Banks had $6 trillion in commercial real estate loans outstanding in the second quarter, about half of the total, according to the FSOC. Delinquency rates on U.S. banks' commercial real estate loans, while “modest,” rose to 0.81% in the second quarter from 0.74% in the same period last year, the FSOC said.
In the Federal Reserve's quarterly Financial Stability Report released in October, three out of four analysts at financial services companies ranked real estate as the top threat to financial stability, up from fourth place in May, tied with inflation.
“The market outlook is challenging with signs of stress emerging in 2023,” FSOC said, referring to the CRE market. “Office vacancy rates in many major U.S. cities are at multi-year highs as many industries transition to hybrid work arrangements in the wake of the COVID-19 pandemic, reducing demand for office space.”
The sharp decline in demand for office space has proven particularly severe in major U.S. cities: In the 20 largest markets, vacancy rates rose to 14.2% in the second quarter of 2022 from 13.2% in the previous quarter, according to FSOC, which is made up of the heads of regulators including the Federal Reserve Board, the U.S. Treasury Department and the Securities and Exchange Commission.
“The decline in real estate demand may take time to stabilize as occupiers navigate remote working decisions and adjust their space needs,” the council said. “A slow recovery for densely populated urban office centres may also reduce the attractiveness of the office properties located there, as well as nearby retail space.”
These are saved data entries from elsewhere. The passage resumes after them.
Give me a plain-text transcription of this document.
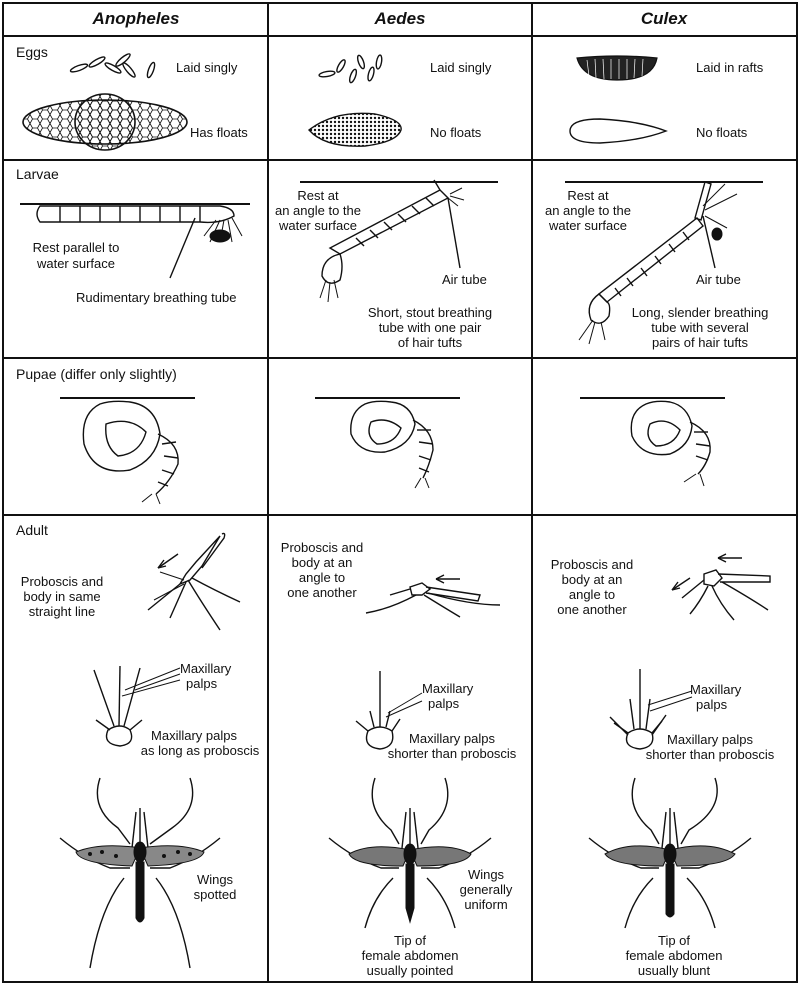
Anopheles	Aedes	Culex
Eggs
Larvae
Pupae (differ only slightly)
Adult
Laid singly
Has floats
Laid singly
No floats
Laid in rafts
No floats
Rest parallel to
water surface
Rudimentary breathing tube
Rest at
an angle to the
water surface
Air tube
Short, stout breathing
tube with one pair
of hair tufts
Rest at
an angle to the
water surface
Air tube
Long, slender breathing
tube with several
pairs of hair tufts
Proboscis and
body in same
straight line
Proboscis and
body at an
angle to
one another
Proboscis and
body at an
angle to
one another
Maxillary
palps
Maxillary palps
as long as proboscis
Maxillary
palps
Maxillary palps
shorter than proboscis
Maxillary
palps
Maxillary palps
shorter than proboscis
Wings
spotted
Wings
generally
uniform
Tip of
female abdomen
usually pointed
Tip of
female abdomen
usually blunt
The drop in yields on the benchmark 10-year Treasury note highlights the challenges that many commercial property owners trying to refinance their loans in 2024 could face.
Over the past three years, yields have risen from 1% to about 4% as the Fed has raised the federal funds rate from near zero to a range of 5.25% to 5.5% in its most aggressive fight against inflation in the past four decades.
“Rising interest rates, higher costs, and possible structural changes in CRE demand have led to heightened concerns about CRE,” the FSOC said. “Loan maturities and lease expirations amid weak demand for office space could put further strain on conditions in the office sector, potentially spreading stress beyond this segment of the CRE market.”